A reasonable assumption would be that Arnott and Patterson are aware the public defender's office is overwhelmed. And a citizen might think, knowing that, the sheriff and PA would bring only cases that had at least a whiff of merit. But dumping bogus cases like Carol's on a system that already is struggling to stay afloat, just makes the situation worse -- and it is a disservice to Missouri taxpayers.

(2) Calcified judges don't help -- As we've reported previously, Judge Palmietto has made correct rulings and asked probing questions that indicate she has the integrity and intellect to handle Carol's case properly. But we don't understand why the judge is acting so slowly. If the public defender's caseload is excessive, one can assume judges' dockets also are overloaded. You'd think that might motivate Palmietto to dismiss the charges -- especially since Carol, while acting pro se,  filed documents in March, April, and May that, by law, should have forced the charges to be dropped months ago. Palmietto has stated in court that she is aware those motions have been filed, but we've seen no sign that she has considered them. Since Carol's injuries were disclosed in court about a month ago, Palmietto has made statements indicating she suspects the charges against Carol are bogus. So, why hasn't she considered motions that are on the docket, make the lawful ruling to dismiss the charges, and do everyone in a swamped system (including herself) a favor?

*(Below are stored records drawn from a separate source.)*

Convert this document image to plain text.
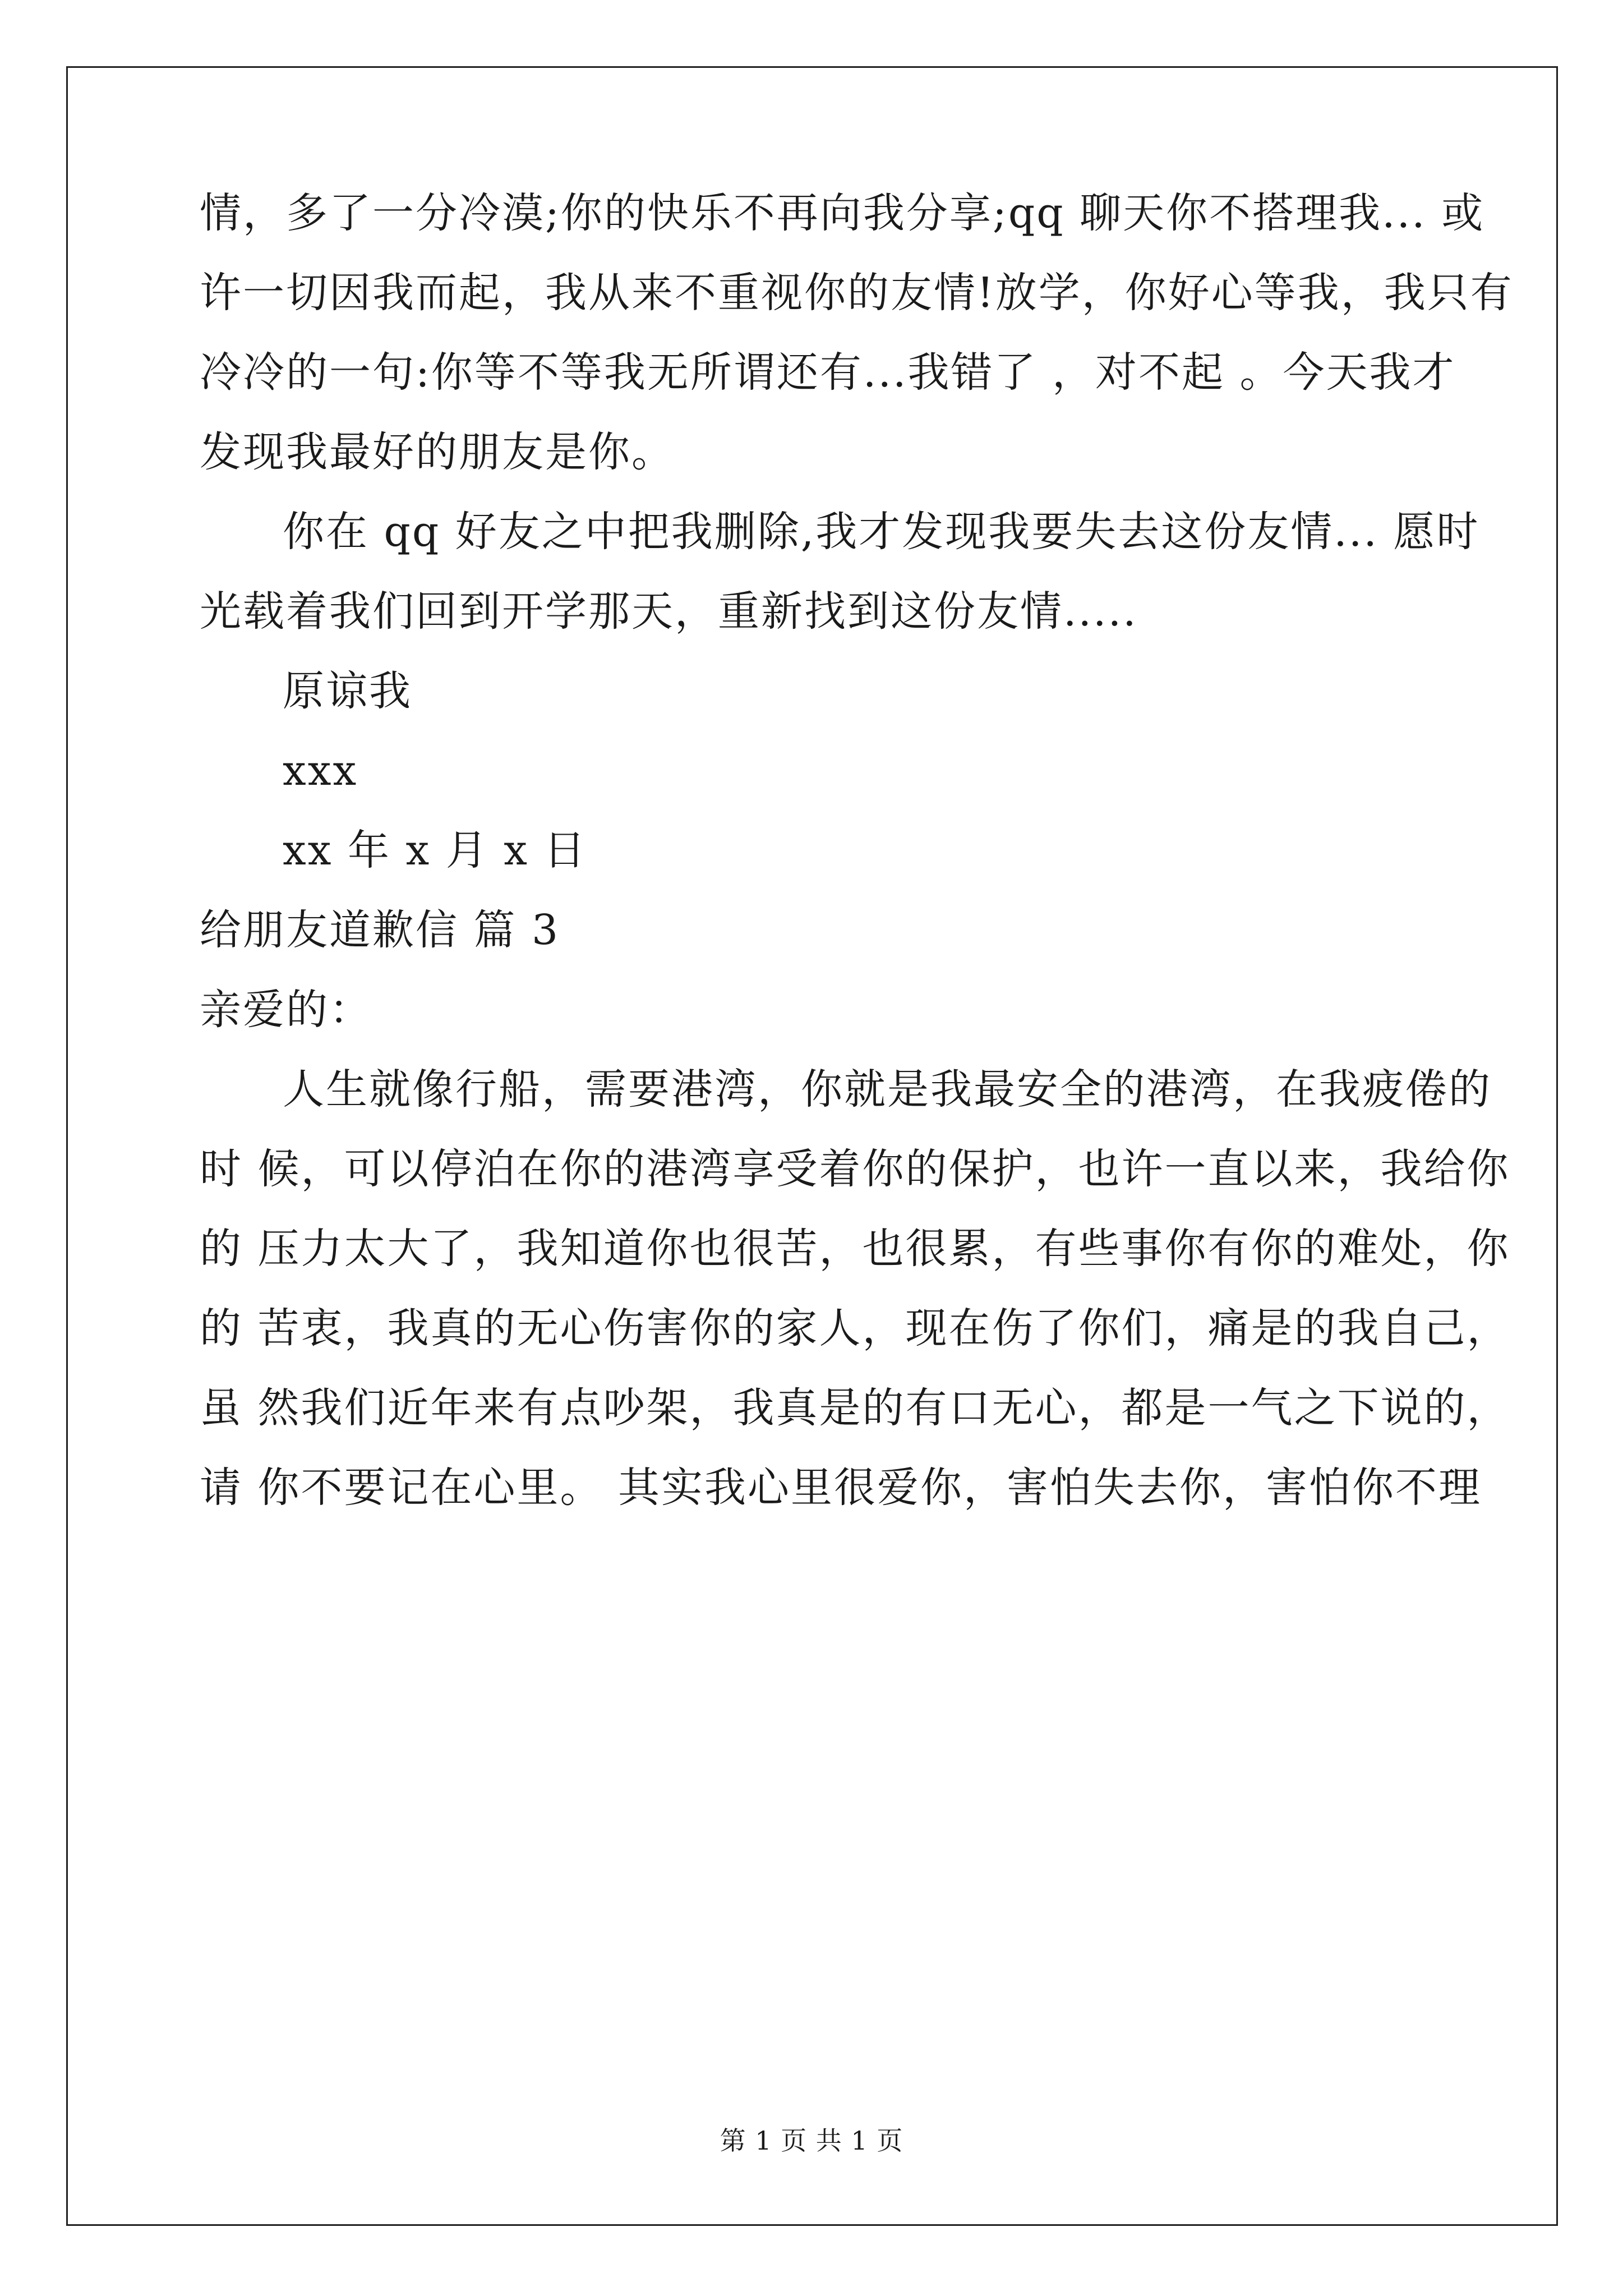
情，多了一分冷漠;你的快乐不再向我分享;qq 聊天你不搭理我... 或
许一切因我而起，我从来不重视你的友情!放学，你好心等我，我只有
冷冷的一句:你等不等我无所谓还有...我错了 ，对不起 。今天我才
发现我最好的朋友是你。
你在 qq 好友之中把我删除,我才发现我要失去这份友情... 愿时
光载着我们回到开学那天，重新找到这份友情.....
原谅我
xxx
xx 年 x 月 x 日
给朋友道歉信 篇 3
亲爱的：
人生就像行船，需要港湾，你就是我最安全的港湾，在我疲倦的
时 候，可以停泊在你的港湾享受着你的保护，也许一直以来，我给你
的 压力太大了，我知道你也很苦，也很累，有些事你有你的难处，你
的 苦衷，我真的无心伤害你的家人，现在伤了你们，痛是的我自己，
虽 然我们近年来有点吵架，我真是的有口无心，都是一气之下说的，
请 你不要记在心里。 其实我心里很爱你，害怕失去你，害怕你不理
第 1 页 共 1 页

(3) Public defenders themselves sometimes don't help -- Patty Poe, Carol's attorney, is one of those overwhelmed public defenders. So why does Poe seem reluctant to have Carol's case dismissed. She repeatedly has discussed with us various options for the case going to trial. But the case, by law, can't go to trial. Carol has spelled out for her five or six grounds upon which the charges must be dropped, but Poe seems reluctant to take action on them.

Poe does seem willing to do at least a limited amount of discovery, which we appreciate, and it has yielded some valuable information. But discovery, which is for producing facts, should not be necessary because this case must be dismissed as a matter of law. Poe, in her own self interest, should want Carol's case booted ASAP. So, why hasn't she taken action?

It should not be hard. As already noted, the so-called "victim" has made statements in writing to show that Carol did not assault him -- as the offense is defined under Missouri law. Will Poe file the appropriate motion? She hasn't yet, but she soon will receive pressure from us to do just that.

Bottom line: Inadequate funding is a major cause of what has been described as a "constitutional crisis" with Missouri's PD system. But members of the "justice system" contribute to the problem by bringing bogus cases and allowing them to linger much longer than they should on the docket -- even when facts and law plainly show they must be dismissed.